The Inland Revenue stressed its control over tax prosecutions last week, as four men were jailed for fraud worth hundreds of thousands of pounds.
The Revenue’s claim came weeks after the ‘convention fiasco’ when Accountancy Age revealed the department had signed an agreement that obliged officers to share case information with other investigation agencies. Its ability to control tax prosecutions was in doubt after it failed earlier this year to persuade the Crown Prosecution Service to end court proceedings against a taxpayer charged with fraud.

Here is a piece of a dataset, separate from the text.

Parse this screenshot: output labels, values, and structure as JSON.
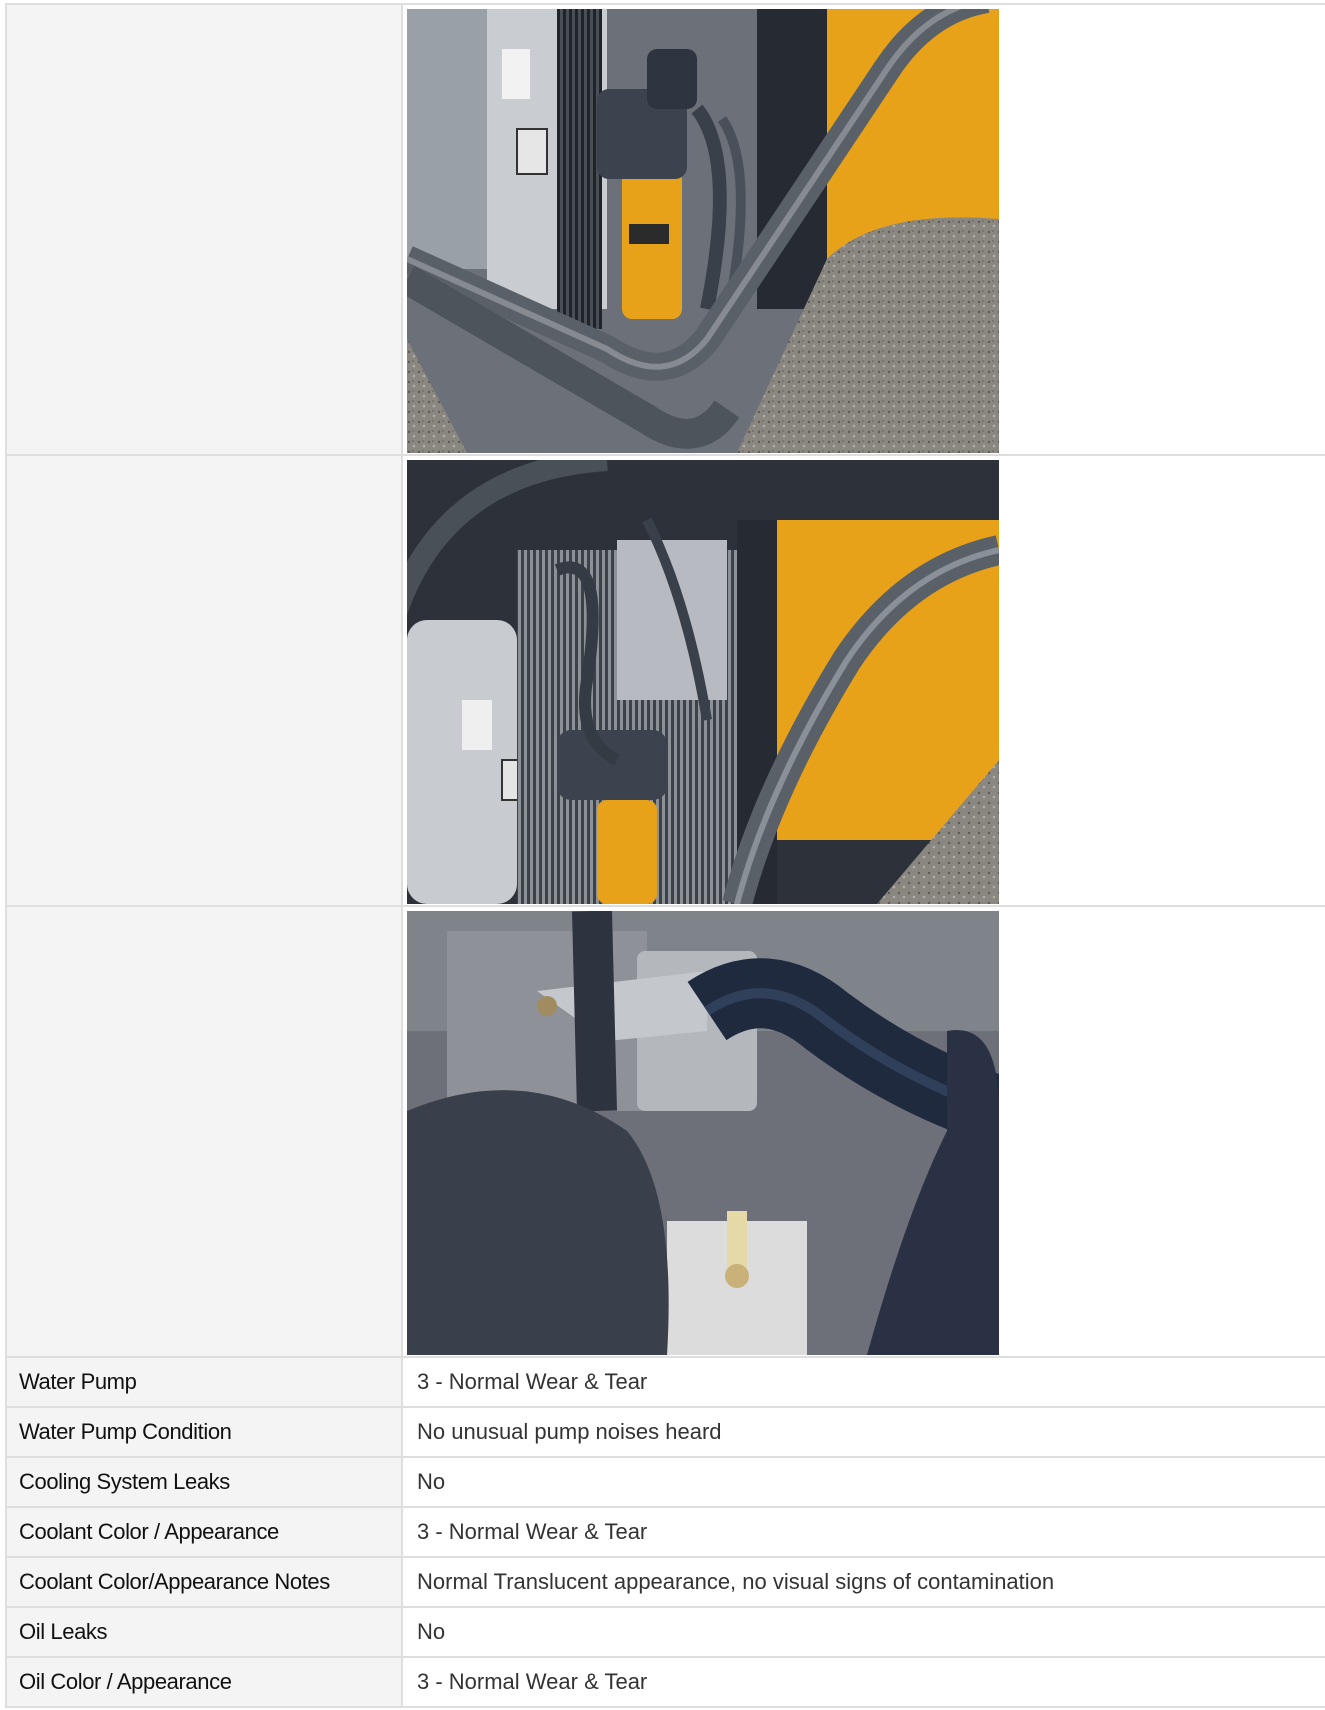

Three of the fraudsters jailed last week, Kalwant Singh Bhandal and Awtar Singh Bhandal of Willenhall, West Midlands, and Steven George Cutting of Harpole, Northamptonshire, were sentenced to five, three and one year respectively at Birmingham Crown Court for an ‘off-book’ purchasing scheme.
The Bhandals falsely described imported yarn as sub-standard, accounting for half the amount actually paid. The balance was paid to Cutting, who deposited it in a special bank account in the supplier’s name.
A tip-off unearthed #179,522 in lost tax, interest and NICs.
In another case, company director John Gorst, of Tedworth Square, North London, was sentenced to two years for failing to declare the sale of shares over a 12-year period creating a #220,000 tax loss.